About Clayton, Dubilier & Rice
Clayton, Dubilier & Rice is a private investment firm with a strategy predicated on producing financial returns by building stronger, more profitable businesses. Since inception, CD&R has managed the investment of $28 billion in 84 businesses representing a broad range of industries with an aggregate transaction value of more than $125 billion. The Firm has offices in New York and London. For more information, visit cdr-inc.com.

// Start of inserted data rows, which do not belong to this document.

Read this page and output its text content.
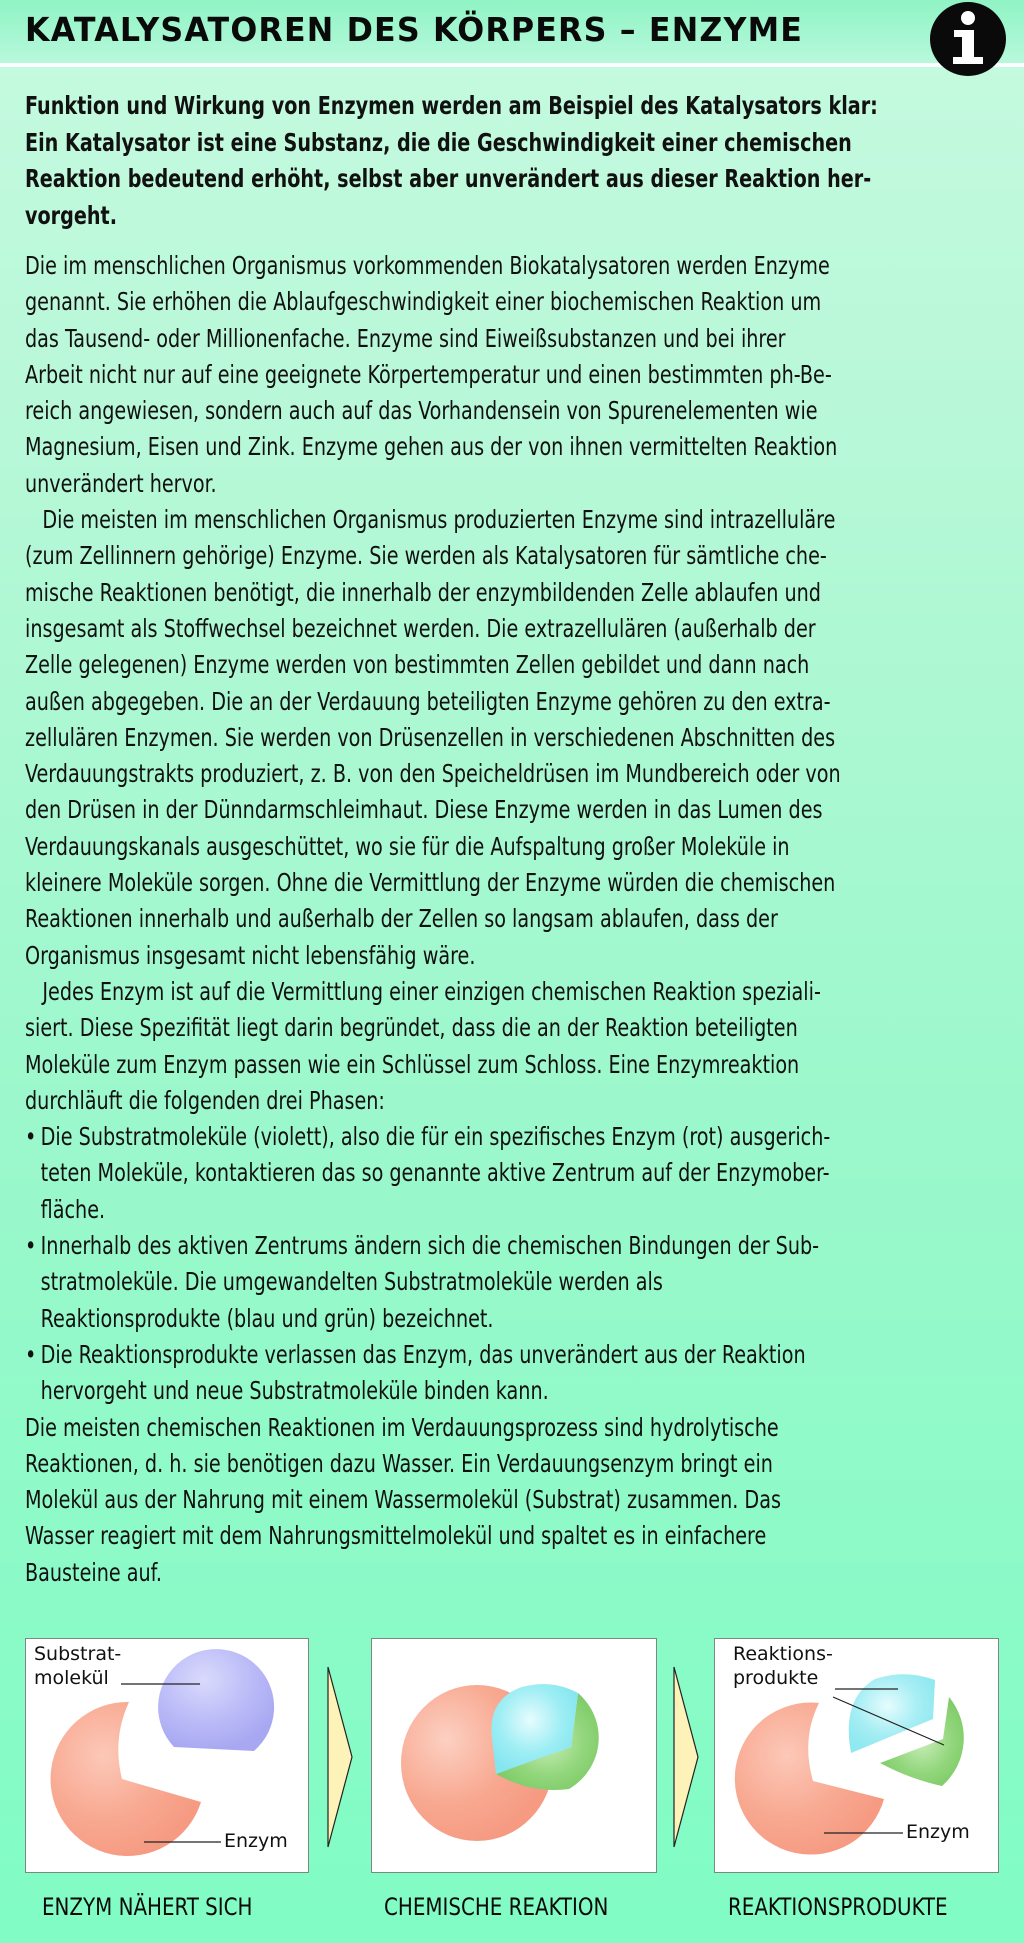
KATALYSATOREN DES KÖRPERS – ENZYME
Funktion und Wirkung von Enzymen werden am Beispiel des Katalysators klar:
Ein Katalysator ist eine Substanz, die die Geschwindigkeit einer chemischen
Reaktion bedeutend erhöht, selbst aber unverändert aus dieser Reaktion her-
vorgeht.
Die im menschlichen Organismus vorkommenden Biokatalysatoren werden Enzyme
genannt. Sie erhöhen die Ablaufgeschwindigkeit einer biochemischen Reaktion um
das Tausend- oder Millionenfache. Enzyme sind Eiweißsubstanzen und bei ihrer
Arbeit nicht nur auf eine geeignete Körpertemperatur und einen bestimmten ph-Be-
reich angewiesen, sondern auch auf das Vorhandensein von Spurenelementen wie
Magnesium, Eisen und Zink. Enzyme gehen aus der von ihnen vermittelten Reaktion
unverändert hervor.
Die meisten im menschlichen Organismus produzierten Enzyme sind intrazelluläre
(zum Zellinnern gehörige) Enzyme. Sie werden als Katalysatoren für sämtliche che-
mische Reaktionen benötigt, die innerhalb der enzymbildenden Zelle ablaufen und
insgesamt als Stoffwechsel bezeichnet werden. Die extrazellulären (außerhalb der
Zelle gelegenen) Enzyme werden von bestimmten Zellen gebildet und dann nach
außen abgegeben. Die an der Verdauung beteiligten Enzyme gehören zu den extra-
zellulären Enzymen. Sie werden von Drüsenzellen in verschiedenen Abschnitten des
Verdauungstrakts produziert, z. B. von den Speicheldrüsen im Mundbereich oder von
den Drüsen in der Dünndarmschleimhaut. Diese Enzyme werden in das Lumen des
Verdauungskanals ausgeschüttet, wo sie für die Aufspaltung großer Moleküle in
kleinere Moleküle sorgen. Ohne die Vermittlung der Enzyme würden die chemischen
Reaktionen innerhalb und außerhalb der Zellen so langsam ablaufen, dass der
Organismus insgesamt nicht lebensfähig wäre.
Jedes Enzym ist auf die Vermittlung einer einzigen chemischen Reaktion speziali-
siert. Diese Spezifität liegt darin begründet, dass die an der Reaktion beteiligten
Moleküle zum Enzym passen wie ein Schlüssel zum Schloss. Eine Enzymreaktion
durchläuft die folgenden drei Phasen:
• Die Substratmoleküle (violett), also die für ein spezifisches Enzym (rot) ausgerich-
teten Moleküle, kontaktieren das so genannte aktive Zentrum auf der Enzymober-
fläche.
• Innerhalb des aktiven Zentrums ändern sich die chemischen Bindungen der Sub-
stratmoleküle. Die umgewandelten Substratmoleküle werden als
Reaktionsprodukte (blau und grün) bezeichnet.
• Die Reaktionsprodukte verlassen das Enzym, das unverändert aus der Reaktion
hervorgeht und neue Substratmoleküle binden kann.
Die meisten chemischen Reaktionen im Verdauungsprozess sind hydrolytische
Reaktionen, d. h. sie benötigen dazu Wasser. Ein Verdauungsenzym bringt ein
Molekül aus der Nahrung mit einem Wassermolekül (Substrat) zusammen. Das
Wasser reagiert mit dem Nahrungsmittelmolekül und spaltet es in einfachere
Bausteine auf.
Substrat-
molekül
Enzym
Reaktions-
produkte
Enzym
ENZYM NÄHERT SICH	CHEMISCHE REAKTION	REAKTIONSPRODUKTE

Forward Looking Statements
This document contains “forward-looking statements” within the meaning of the Private Securities Litigation Reform Act of 1995. You can identify these statements and other forward-looking statements in this document by words such as “may”, “will”, “would”, “expect”, “anticipate”, “believe”, “estimate”, “plan”, “intend”, “continue”, or similar words, expressions or the negative of such terms or other comparable terminology. These statements include, but are not limited to, the benefits of the acquisition of TRANZACT to the Willis Towers Watson BDA business, including future financial and operating results, plans, objectives, expectations and intentions and other statements that are not historical facts. Such statements are based upon the current beliefs and expectations of Willis Towers Watson’s management and are subject to significant risks and uncertainties. Actual results may differ from those set forth in the forward-looking statements. All forward-looking disclosure is speculative by its nature.
There are important risks, uncertainties, events and factors that could cause our actual results or performance to differ materially from those in the forward-looking statements contained herein, including, but not limited to, the following: the ability to consummate the proposed transaction; the ability to obtain requisite regulatory approvals and the satisfaction of other conditions to the consummation of the proposed transaction on the proposed terms and schedule; the ability of Willis Towers Watson to successfully integrate TRANZACT’s operations and employees and realize benefits, including the acceleration of our direct-to-consumer strategy at the times and to the extent anticipated; the potential impact of the announcement or consummation of the proposed transaction on relationships, including with employees, suppliers, customers and competitors; changes in general economic, business and political conditions, including changes in the financial markets; significant competition in the marketplace; and compliance with extensive government regulation. Factors also include those described under “Risk Factors” in the company’s most recent 10-K filing and subsequent filings filed with the SEC.
Although we believe that the assumptions underlying our forward-looking statements are reasonable, any of these assumptions, and therefore also the forward-looking statements based on these assumptions, could themselves prove to be inaccurate. In light of the significant uncertainties inherent in the forward-looking statements included in this document, our inclusion of this information is not a representation or guarantee by us that our objectives and plans will be achieved.
Our forward-looking statements speak only as of the date made and we will not update these forward-looking statements unless the securities laws require us to do so. In light of these risks, uncertainties and assumptions, the forward-looking events discussed in this release may not occur, and we caution you against relying on these forward-looking statements.